Так вексель, который он подписал два месяца назад тюбиком пасты, был опротестован, а до сих пор не вспоминавший о векселе должник, закутанный в чистую попону, маленький, бесформенный, неподвижный, сидел в коляске, трясшейся в декабрьских сумерках по заледенелым ухабам. Ехали весь день. В полдень мужчина накормил его, достав из-под сиденья картонку с деревенской едой, приготовленной три дня назад. Но заговорил он с мальчиком только сейчас. Одетым в варежку кулаком, в котором был зажат кнут, он показал вперед на единственный огонек, светившийся в сумраке, и произнес одно-единственное слово. "Дом", -- сказал он. Ребенок ничего не сказал. Мужчина смотрел на него сверху. Он тоже закутался от холода: большой, коренастый, бесформенный, чем-то похожий на булыжник, и не столько крутой, сколько безжалостный. "Я говорю, вон твой дом". Ребенок по-прежнему не отвечал. Он никогда не видел своего дома, поэтому ему нечего было сказать. А чтобы говорить, ничего при этом не сказав, он был еще слишком мал. "Здесь ты найдешь кров и хлеб и заботу верующих людей, -- сказал мужчина. -- И работу себе по силам, которая убережет тебя от дурного.

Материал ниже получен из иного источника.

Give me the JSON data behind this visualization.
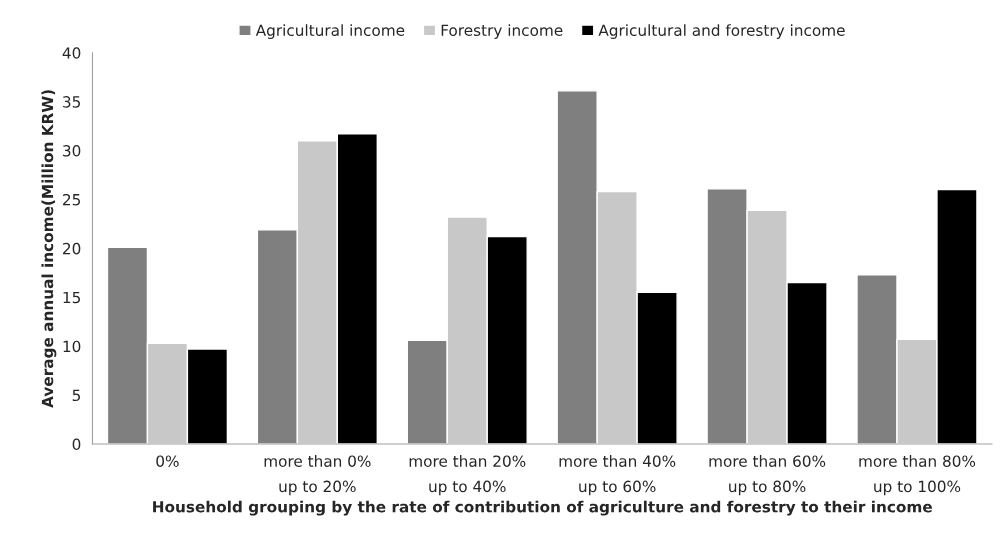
{
  "chart_data": {
    "type": "bar",
    "xlabel": "Household grouping by the rate of contribution of agriculture and forestry to their income",
    "ylabel": "Average annual income(Million KRW)",
    "categories": [
      "0%",
      "more than 0%\nup to 20%",
      "more than 20%\nup to 40%",
      "more than 40%\nup to 60%",
      "more than 60%\nup to 80%",
      "more than 80%\nup to 100%"
    ],
    "series": [
      {
        "name": "Agricultural income",
        "color": "#7f7f7f",
        "values": [
          20.1,
          21.9,
          10.6,
          36.1,
          26.1,
          17.3
        ]
      },
      {
        "name": "Forestry income",
        "color": "#c8c8c8",
        "values": [
          10.3,
          31.0,
          23.2,
          25.8,
          23.9,
          10.7
        ]
      },
      {
        "name": "Agricultural and forestry income",
        "color": "#000000",
        "values": [
          9.7,
          31.7,
          21.2,
          15.5,
          16.5,
          26.0
        ]
      }
    ],
    "ylim": [
      0,
      40
    ],
    "yticks": [
      0,
      5,
      10,
      15,
      20,
      25,
      30,
      35,
      40
    ],
    "grid": false,
    "legend": "top"
  }
}
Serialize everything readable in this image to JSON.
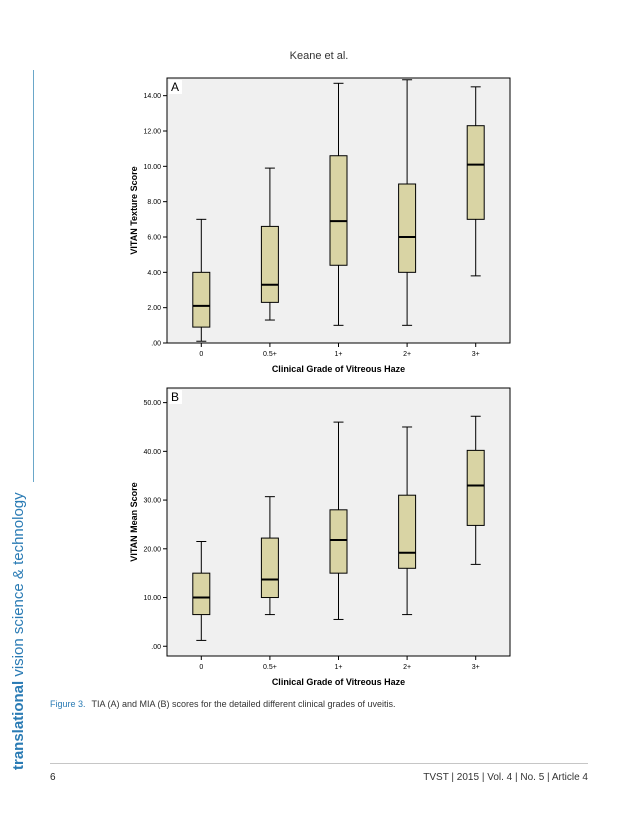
{
  "header": {
    "running_head": "Keane et al."
  },
  "side_banner": {
    "bold": "translational",
    "rest": " vision science & technology"
  },
  "chart_data": [
    {
      "type": "box",
      "panel_label": "A",
      "xlabel": "Clinical Grade of Vitreous Haze",
      "ylabel": "VITAN Texture Score",
      "categories": [
        "0",
        "0.5+",
        "1+",
        "2+",
        "3+"
      ],
      "ylim": [
        0,
        15
      ],
      "yticks": [
        0,
        2,
        4,
        6,
        8,
        10,
        12,
        14
      ],
      "ytick_labels": [
        ".00",
        "2.00",
        "4.00",
        "6.00",
        "8.00",
        "10.00",
        "12.00",
        "14.00"
      ],
      "boxes": [
        {
          "min": 0.1,
          "q1": 0.9,
          "median": 2.1,
          "q3": 4.0,
          "max": 7.0
        },
        {
          "min": 1.3,
          "q1": 2.3,
          "median": 3.3,
          "q3": 6.6,
          "max": 9.9
        },
        {
          "min": 1.0,
          "q1": 4.4,
          "median": 6.9,
          "q3": 10.6,
          "max": 14.7
        },
        {
          "min": 1.0,
          "q1": 4.0,
          "median": 6.0,
          "q3": 9.0,
          "max": 14.9
        },
        {
          "min": 3.8,
          "q1": 7.0,
          "median": 10.1,
          "q3": 12.3,
          "max": 14.5
        }
      ]
    },
    {
      "type": "box",
      "panel_label": "B",
      "xlabel": "Clinical Grade of Vitreous Haze",
      "ylabel": "VITAN Mean Score",
      "categories": [
        "0",
        "0.5+",
        "1+",
        "2+",
        "3+"
      ],
      "ylim": [
        -2,
        53
      ],
      "yticks": [
        0,
        10,
        20,
        30,
        40,
        50
      ],
      "ytick_labels": [
        ".00",
        "10.00",
        "20.00",
        "30.00",
        "40.00",
        "50.00"
      ],
      "boxes": [
        {
          "min": 1.2,
          "q1": 6.5,
          "median": 10.0,
          "q3": 15.0,
          "max": 21.5
        },
        {
          "min": 6.5,
          "q1": 10.0,
          "median": 13.7,
          "q3": 22.2,
          "max": 30.7
        },
        {
          "min": 5.5,
          "q1": 15.0,
          "median": 21.8,
          "q3": 28.0,
          "max": 46.0
        },
        {
          "min": 6.5,
          "q1": 16.0,
          "median": 19.2,
          "q3": 31.0,
          "max": 45.0
        },
        {
          "min": 16.8,
          "q1": 24.8,
          "median": 33.0,
          "q3": 40.2,
          "max": 47.2
        }
      ]
    }
  ],
  "caption": {
    "label": "Figure 3.",
    "text": "TIA (A) and MIA (B) scores for the detailed different clinical grades of uveitis."
  },
  "footer": {
    "page_number": "6",
    "right": "TVST | 2015 | Vol. 4 | No. 5 | Article 4"
  }
}
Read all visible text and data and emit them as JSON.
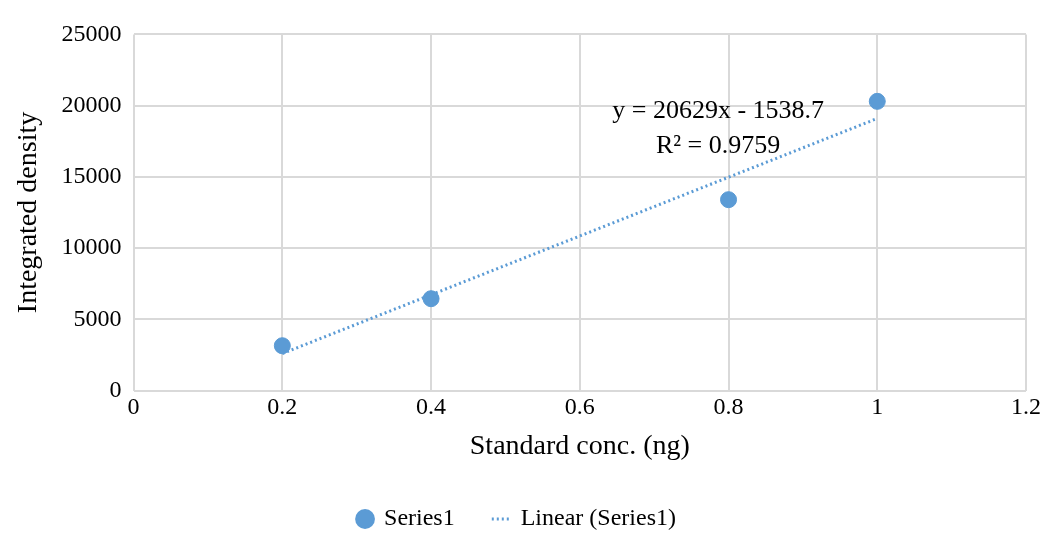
{
  "chart_data": {
    "type": "scatter",
    "xlabel": "Standard conc. (ng)",
    "ylabel": "Integrated density",
    "xlim": [
      0,
      1.2
    ],
    "xticks": [
      0,
      0.2,
      0.4,
      0.6,
      0.8,
      1,
      1.2
    ],
    "ylim": [
      0,
      25000
    ],
    "yticks": [
      0,
      5000,
      10000,
      15000,
      20000,
      25000
    ],
    "grid": true,
    "legend": "bottom",
    "series": [
      {
        "name": "Series1",
        "type": "scatter",
        "color": "#5b9bd5",
        "marker": "circle",
        "x": [
          0.2,
          0.4,
          0.8,
          1
        ],
        "values": [
          3150,
          6450,
          13400,
          20300
        ]
      },
      {
        "name": "Linear (Series1)",
        "type": "line",
        "color": "#5b9bd5",
        "marker": "none",
        "line_style": "dotted",
        "x": [
          0.2,
          1
        ],
        "values": [
          2600,
          19100
        ]
      }
    ],
    "annotations": [
      "y = 20629x - 1538.7",
      "R² = 0.9759"
    ]
  }
}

Ибо ты у меня скоро усвоишь, что два есть порока -- леность и праздномыслие, две добродетели -работа и страх Божий". Ребенок опять ничего не сказал. Он никогда не работал и не боялся Бога. О Боге он знал меньше, чем о работе. Работа, которую олицетворяли люди с граблями и лопатами на площадке для игр, происходила на его глазах, шесть дней в неделю; Бог же появлялся только по воскресеньям. И тогда -- если не считать непременного испытания чистотой -- он был музыкой, приятной для слуха, и словами, слуха не задевавшими вовсе, -- в целом приятным, хотя и несколько утомительным. Мальчик ничего не сказал. Коляска подскакивала, крепкие, ухоженные мулы поторапливались -- к стойлу, к корму, к дому.